Former Olympic 100 metres champion Maurice Greene suffered a shock defeat in the Adidas Track Classic at the Home Depot Center in California on Sunday in a race marred by equipment problems and two false starts.
Greene finished fourth in a race won by fellow American Leonard Scott, who recorded an impressive 10.03 seconds running into a stiff headwind.
"I guess I've got too much power," said Greene, before adding his blocks had slipped in both the second false start and the actual race.
However, the 30-year-old American said the defeat did not represent a setback in his preparations for next month's US national championships at the same venue.
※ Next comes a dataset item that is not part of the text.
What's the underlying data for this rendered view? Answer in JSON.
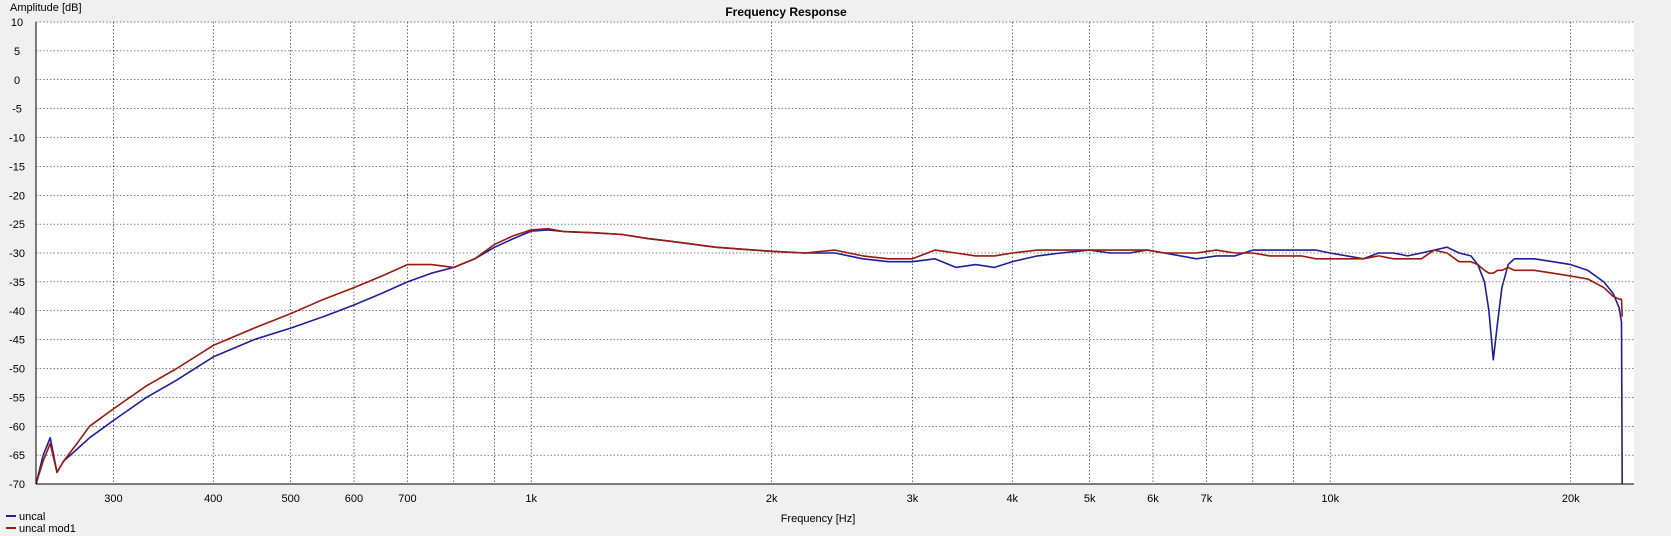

"I'm prepared for the nationals. I'm going to bring my own blocks and they are going to stick," he told reporters.
Olympic champion Jeremy Wariner won the men's 400 metres in 44.53 seconds with key rival and Olympic silver medallist Otis Harris trailing in last after appearing to be unsettled by a false start.
"I felt great the whole race," said the 22-year-old Wariner, adding the hot sunshine did not bother him as he was used to similar conditions when training in Texas.
Olympic gold medallist Veronica Campbell powered to victory in the women's 100 metres in 10.96 seconds, the fastest time in the world this year. The 23-year-old Jamaican won gold in the 200 metres in Athens plus bronze in the 100 metres.
"It was a very good race," said Campbell. "This is a good thing, running 10.96 seconds at the end of May. I think my season is going well."
The Jamaican added that last year she did not set her personal best of 10.91 seconds until the end of the season.
Olympic champion Joanna Hayes won the women's 100 metres hurdles in a time of 12.64 seconds, a world best mark for 2005.
"Overall I'm pretty pleased with it," said the 28-year-old American. "Hopefully next time I will drop it under 60 [12.60 seconds]."
Olympic silver medallist Bernard Lagat produced the fastest time by an American this year in winning the men's 1500 metres.
The 30-year-old Lagat, who won his Olympic medal for Kenya, became a US citizen just under two months ago.
"It shouldn't take long to break the American record," said Lagat, who added that citizenship switch had not been well received in Kenya.
"It's a touchy subject there. But my reasons for wanting to become an American citizen are legitimate. It's not about money, but a question of my future, what I'll do after my career."